Sophia let this go, and he was thankful for it. In the past, Sophia had taken it upon herself to conjure him a social life, which she assured him would do wonders for his self-esteem. Wonders! Always said with jazz hands. It was a well-intentioned hobby of Sophia’s but had always deeply embarrassed Kane, who did not think he had low self-esteem to begin with. He just wasn’t like Sophia, who needed to befriend everyone and everything. No, Kane liked to think of himself as Discerning! with jazz hands.
And besides, if he truly wanted to, Kane could talk to people. But why risk it? It felt unnatural. It was better to resign himself to safer companions: dogs, plants, books, and Lucia the lunch lady, who gave him extra fries on Pizza Tuesdays.
Something poked Kane’s cheek. He swatted Sophia away. “What?”
“I said that I overheard Dad on the phone with the police today. They said that your accident…wasn’t looking like an accident. That the whole thing seemed deliberate and thought out, and they wondered if maybe you were trying to…”
The cicadas simmered through the silence, an invisible crowd gossiping around them. Kane had to be careful with his words now. Sophia had asked a question without asking it.
“I wasn’t trying to kill myself,” he said.
“How can you know that if you say you can’t remember that night, or the months leading up to it?”
Kane could feel each jagged edge of denial in his throat. He tried to force it up but it cut and clawed. He just knew.
“Kane, two days is a long time to go without calling. And stealing Dad’s car? That’s larceny. And I know you don’t want to talk about it, but if you don’t clear your psych evaluation, Mom says that you might have to go live—”
“Stop it,” Kane said, harsh now. “Look, I’m sorry. I
wish I could tell you more.
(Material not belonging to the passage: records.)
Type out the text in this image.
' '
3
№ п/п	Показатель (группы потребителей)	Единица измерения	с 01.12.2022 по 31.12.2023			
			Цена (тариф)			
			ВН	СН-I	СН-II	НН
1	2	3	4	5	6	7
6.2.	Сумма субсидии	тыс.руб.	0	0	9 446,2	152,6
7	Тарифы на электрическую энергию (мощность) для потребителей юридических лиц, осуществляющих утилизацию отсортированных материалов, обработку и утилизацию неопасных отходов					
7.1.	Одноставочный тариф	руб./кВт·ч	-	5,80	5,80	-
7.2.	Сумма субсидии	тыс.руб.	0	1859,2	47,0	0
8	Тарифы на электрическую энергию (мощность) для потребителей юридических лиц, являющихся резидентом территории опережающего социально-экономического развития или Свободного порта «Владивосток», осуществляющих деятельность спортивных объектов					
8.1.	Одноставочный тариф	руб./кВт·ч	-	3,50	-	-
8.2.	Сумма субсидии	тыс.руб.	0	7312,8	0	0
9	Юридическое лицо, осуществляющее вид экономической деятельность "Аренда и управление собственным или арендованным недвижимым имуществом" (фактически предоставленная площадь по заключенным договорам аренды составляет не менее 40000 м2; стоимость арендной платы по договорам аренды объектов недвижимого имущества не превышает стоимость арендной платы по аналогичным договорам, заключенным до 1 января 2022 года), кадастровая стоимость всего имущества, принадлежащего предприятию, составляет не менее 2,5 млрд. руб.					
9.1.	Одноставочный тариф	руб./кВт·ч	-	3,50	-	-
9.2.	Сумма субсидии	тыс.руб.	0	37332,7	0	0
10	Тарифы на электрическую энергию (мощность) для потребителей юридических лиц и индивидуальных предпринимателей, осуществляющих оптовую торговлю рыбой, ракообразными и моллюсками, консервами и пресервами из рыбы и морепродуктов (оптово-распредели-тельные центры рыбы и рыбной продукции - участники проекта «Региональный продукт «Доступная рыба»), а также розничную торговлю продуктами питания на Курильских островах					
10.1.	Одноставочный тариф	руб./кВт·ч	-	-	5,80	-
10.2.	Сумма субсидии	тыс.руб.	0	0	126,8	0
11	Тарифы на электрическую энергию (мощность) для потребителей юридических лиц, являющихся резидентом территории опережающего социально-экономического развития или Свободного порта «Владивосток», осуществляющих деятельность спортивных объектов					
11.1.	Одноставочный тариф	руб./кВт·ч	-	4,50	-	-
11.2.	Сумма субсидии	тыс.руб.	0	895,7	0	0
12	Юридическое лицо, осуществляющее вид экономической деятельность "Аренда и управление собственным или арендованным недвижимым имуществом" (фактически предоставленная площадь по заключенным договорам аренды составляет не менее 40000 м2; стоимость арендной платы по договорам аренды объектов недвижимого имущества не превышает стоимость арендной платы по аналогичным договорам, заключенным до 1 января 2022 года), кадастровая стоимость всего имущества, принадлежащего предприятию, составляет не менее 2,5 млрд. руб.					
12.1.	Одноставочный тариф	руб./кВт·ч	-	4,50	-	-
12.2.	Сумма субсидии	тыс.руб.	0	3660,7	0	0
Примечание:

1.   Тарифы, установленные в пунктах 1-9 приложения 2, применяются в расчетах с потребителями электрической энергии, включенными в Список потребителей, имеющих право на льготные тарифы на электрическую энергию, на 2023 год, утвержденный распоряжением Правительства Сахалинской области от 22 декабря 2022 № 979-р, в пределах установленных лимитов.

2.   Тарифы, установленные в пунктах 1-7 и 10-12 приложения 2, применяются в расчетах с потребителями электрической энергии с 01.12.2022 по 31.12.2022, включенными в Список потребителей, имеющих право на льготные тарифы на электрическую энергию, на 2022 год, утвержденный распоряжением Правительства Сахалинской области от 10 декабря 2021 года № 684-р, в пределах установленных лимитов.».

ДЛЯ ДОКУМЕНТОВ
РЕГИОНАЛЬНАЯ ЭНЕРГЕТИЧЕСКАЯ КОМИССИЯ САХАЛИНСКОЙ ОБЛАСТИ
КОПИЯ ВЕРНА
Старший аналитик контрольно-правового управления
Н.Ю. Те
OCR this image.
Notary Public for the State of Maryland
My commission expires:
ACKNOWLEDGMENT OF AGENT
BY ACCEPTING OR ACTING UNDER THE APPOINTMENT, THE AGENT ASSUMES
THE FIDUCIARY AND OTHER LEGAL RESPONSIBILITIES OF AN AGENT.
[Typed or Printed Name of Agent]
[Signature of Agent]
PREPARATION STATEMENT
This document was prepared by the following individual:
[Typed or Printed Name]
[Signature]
I wish I knew where I was, or what I was doing.”
In a small voice Sophia said, “Or who you were with.”
“What?”
“Well, someone must have pulled you out of this burning building and then helped you to the river. They should have checked your body for fingerprints.”
Of everything, this unsettled Kane the most, as though he could feel the grip of ghosts upon his flesh. He felt the way the mill looked: history, in smithereens, haunted with the sort of shadows that squirm.
“Not that you can leave prints on a body,” Sophia said. “I checked.”
A familiar sense bristled over Kane. Sophia had always thought of him as a bit of a project. Had she made investigating the accident her latest focus? Did she know more about this than she was letting on?
“What else do you know?”
Kane might have noticed Sophia look away too quickly if he wasn’t watching a shadow behind her break away from the wall and scamper, huge and spider-like, across a doorway.
“Something’s in here,” he whispered.
“What?”
He pulled her beneath the sill and along the wall, his eyes never leaving the doorway. “Something’s in here,” he repeated. “I saw something move.”
“Kane, relax, it’s probably a bat.”
Just then they both heard a creak on the stairs—the cry of the fifth step. Whoever it was must have known they’d given up their position. The mill shook as something large and fast thundered up the stairs and burst onto the second floor.
Kane and Sophia dashed into the closest room—one with a vaulted ceiling blackened by soot, a floor rotted through, and a heavy metal door. Kane swung it shut and slammed down the latch a moment before something rammed into the other side. The hinges screamed, but the latch held. Again and again something tried to muscle through, the ceiling releasing clots of dust with each impact. Then came the awful sound of metal scraping metal. A key, maybe? Or claws?
“There!” Sophia pulled Kane toward a window leading onto a roof so badly damaged it looked ready to cave in. Together they picked across sagging, broken beams. Inside the building, the shadows boiled—unreal, massive shapes that scuttled through the darkness below, tracking them.